I was not sure if they were relevant to the error, since they didn't seem related, but maybe they are?

ctuguinay commented 5 months ago

I haven't taken a look at your actual error itself yet, but the cf datetime issue is related to #1290

ctuguinay commented 5 months ago

@dsmossman This is a strange error...I wasn't able to replicate it on Windows or Ubuntu and the open_raw ran fine. Do you have the same 2 errors pop up when you try to open_raw a non-ES80 raw file, like an EK60 raw file? In case you need it, here's an example notebook for downloading EK60 data from NOAA's S3 bucket: Example Notebook.

Also, what version of Pathlib do you have in your Python 3.12 library? I couldn't find the line for which that Pathlib error was called in my own Pathlib file.

dsmossman commented 5 months ago

@ctuguinay I think it's the pathlib version that comes with python 3.12.2; here is a screenshot:

image

Downloading a .raw file from the archive and trying to run it within my ES80 environment gives the same error. If I follow the steps to create a new environment as outlined in the echopype Tour notebook, I get the same UserWarning I copied above, but open_raw works for both EK60 and ES80 files.

The only thing I can think of is some sort of virtual environment issue. My colleague (Lori Garzio) and I both created the environment with the .yml file through the terminal. Maybe something went wrong there? I will investigate further and keep you posted.

ctuguinay commented 5 months ago

@dsmossman Hi any updates on this? I wonder if there are conflicting libraries in your virtual env 🤔. The binder environment in echopype examples is rather small, so it has less risk of conflicting libraries.

Also, the time serialization user warning should be fixed with the merging of #1299.

dsmossman commented 5 months ago

@ctuguinay yes, I finally figured it out! My first try at an environment was using a 3.12 release of Python; when I switched to a 3.10 release (as specified in the .yml file for the EK60 example stuff), the error went away. I also tested release 3.11 of Python and it works as well. I have no idea what they did in the 3.12 release of Python that broke pathlib for me, but I'm glad to have found a solution. Thanks for your help!

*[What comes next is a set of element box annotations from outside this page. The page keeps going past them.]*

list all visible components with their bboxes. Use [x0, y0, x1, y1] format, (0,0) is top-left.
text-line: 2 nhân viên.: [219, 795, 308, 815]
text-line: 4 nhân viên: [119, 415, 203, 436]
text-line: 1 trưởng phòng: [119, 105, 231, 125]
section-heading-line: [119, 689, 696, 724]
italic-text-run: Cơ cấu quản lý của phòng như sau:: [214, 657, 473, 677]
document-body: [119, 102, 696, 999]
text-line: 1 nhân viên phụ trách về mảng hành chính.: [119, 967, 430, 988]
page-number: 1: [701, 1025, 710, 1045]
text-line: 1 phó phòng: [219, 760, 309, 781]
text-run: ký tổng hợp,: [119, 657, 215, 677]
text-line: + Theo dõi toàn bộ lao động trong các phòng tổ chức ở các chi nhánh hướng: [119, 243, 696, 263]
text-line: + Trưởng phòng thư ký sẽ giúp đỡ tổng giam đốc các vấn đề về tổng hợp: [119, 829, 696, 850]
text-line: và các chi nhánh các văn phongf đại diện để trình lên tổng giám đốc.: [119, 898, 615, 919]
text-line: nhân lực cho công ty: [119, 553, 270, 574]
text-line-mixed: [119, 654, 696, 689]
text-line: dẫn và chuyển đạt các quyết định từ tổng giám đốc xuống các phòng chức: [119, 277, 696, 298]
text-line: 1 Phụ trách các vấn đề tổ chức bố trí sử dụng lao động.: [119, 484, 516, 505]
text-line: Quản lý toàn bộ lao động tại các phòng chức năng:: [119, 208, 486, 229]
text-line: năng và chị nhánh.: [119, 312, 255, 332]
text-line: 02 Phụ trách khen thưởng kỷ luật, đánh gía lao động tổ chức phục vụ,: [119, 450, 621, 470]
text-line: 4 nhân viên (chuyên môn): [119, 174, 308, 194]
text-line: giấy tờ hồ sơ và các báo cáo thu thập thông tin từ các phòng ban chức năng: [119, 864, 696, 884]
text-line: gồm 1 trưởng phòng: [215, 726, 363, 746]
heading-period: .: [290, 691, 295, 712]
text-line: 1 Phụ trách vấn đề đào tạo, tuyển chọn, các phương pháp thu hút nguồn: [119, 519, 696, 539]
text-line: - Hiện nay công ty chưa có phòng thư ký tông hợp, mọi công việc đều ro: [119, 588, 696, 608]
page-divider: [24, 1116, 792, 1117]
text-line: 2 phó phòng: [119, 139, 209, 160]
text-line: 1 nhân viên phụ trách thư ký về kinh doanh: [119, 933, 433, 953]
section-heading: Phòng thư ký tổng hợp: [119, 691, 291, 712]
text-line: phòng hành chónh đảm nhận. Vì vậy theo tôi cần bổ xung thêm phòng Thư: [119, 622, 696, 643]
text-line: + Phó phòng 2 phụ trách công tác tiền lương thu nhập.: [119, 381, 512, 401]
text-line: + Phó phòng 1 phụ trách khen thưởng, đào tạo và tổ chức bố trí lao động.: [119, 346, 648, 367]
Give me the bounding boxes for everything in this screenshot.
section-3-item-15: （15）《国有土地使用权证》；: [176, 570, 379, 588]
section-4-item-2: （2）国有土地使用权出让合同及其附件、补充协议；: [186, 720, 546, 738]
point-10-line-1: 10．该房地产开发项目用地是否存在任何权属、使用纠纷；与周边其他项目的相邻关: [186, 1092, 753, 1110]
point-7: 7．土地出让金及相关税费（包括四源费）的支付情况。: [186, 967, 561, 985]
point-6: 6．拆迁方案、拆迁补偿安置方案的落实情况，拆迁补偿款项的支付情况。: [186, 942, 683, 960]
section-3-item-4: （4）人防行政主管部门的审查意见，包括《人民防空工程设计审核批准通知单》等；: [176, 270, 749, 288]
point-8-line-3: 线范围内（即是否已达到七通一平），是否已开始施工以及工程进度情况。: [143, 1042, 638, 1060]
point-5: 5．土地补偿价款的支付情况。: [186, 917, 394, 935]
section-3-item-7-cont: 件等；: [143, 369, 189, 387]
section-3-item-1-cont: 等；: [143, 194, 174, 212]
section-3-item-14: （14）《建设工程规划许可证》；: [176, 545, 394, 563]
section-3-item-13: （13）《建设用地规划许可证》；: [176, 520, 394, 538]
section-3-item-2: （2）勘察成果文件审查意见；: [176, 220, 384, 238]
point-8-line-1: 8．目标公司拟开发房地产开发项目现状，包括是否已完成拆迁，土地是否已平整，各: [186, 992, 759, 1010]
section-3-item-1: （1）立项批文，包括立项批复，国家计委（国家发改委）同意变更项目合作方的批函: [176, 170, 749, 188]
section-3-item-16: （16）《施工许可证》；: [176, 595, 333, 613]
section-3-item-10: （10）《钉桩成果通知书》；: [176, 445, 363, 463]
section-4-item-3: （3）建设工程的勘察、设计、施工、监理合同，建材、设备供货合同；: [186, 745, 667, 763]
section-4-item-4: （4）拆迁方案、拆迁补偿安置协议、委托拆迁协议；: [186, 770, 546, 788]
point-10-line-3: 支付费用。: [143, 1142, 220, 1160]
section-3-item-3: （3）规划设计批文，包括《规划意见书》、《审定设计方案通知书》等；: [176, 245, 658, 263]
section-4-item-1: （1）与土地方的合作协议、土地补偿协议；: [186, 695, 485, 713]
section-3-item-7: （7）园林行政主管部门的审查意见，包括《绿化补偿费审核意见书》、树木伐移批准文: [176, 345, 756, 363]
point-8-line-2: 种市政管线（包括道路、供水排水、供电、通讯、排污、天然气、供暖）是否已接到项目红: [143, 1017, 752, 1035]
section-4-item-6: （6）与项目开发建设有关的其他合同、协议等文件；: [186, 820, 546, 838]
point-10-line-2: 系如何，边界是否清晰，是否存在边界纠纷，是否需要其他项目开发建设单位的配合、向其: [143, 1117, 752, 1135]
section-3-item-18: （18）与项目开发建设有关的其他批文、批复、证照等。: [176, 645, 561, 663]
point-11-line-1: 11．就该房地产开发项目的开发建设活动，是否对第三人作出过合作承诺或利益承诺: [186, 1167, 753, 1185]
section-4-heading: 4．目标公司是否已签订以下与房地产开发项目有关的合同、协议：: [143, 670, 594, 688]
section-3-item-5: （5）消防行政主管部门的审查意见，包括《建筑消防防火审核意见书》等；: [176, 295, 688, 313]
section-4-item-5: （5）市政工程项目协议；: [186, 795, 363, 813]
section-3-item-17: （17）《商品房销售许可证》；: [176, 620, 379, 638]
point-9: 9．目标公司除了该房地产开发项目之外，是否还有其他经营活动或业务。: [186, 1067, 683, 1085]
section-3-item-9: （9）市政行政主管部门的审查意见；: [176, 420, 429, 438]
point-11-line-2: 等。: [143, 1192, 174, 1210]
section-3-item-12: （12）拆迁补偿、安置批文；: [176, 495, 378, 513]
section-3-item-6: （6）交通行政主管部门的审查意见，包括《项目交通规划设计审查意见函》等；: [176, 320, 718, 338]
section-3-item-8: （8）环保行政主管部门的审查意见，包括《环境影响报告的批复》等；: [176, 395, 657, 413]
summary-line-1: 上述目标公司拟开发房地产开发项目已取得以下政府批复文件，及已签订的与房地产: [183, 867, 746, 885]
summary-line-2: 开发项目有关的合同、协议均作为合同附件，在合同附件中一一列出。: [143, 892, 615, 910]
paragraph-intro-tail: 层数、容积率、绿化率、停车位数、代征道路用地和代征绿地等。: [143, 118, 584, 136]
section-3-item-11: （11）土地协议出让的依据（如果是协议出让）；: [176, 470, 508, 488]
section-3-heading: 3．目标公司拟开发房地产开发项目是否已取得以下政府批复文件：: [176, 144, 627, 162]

ctuguinay commented 5 months ago

Ah okay, that makes sense. Thanks for clearing that up! Our current CI tests are for Python 3.9, 3.10, and 3.11, but it's good to know that there are possible issues users may experience if they create an env using 3.12. When we start testing for 3.12, we'll keep this issue in mind. I'll close this issue now.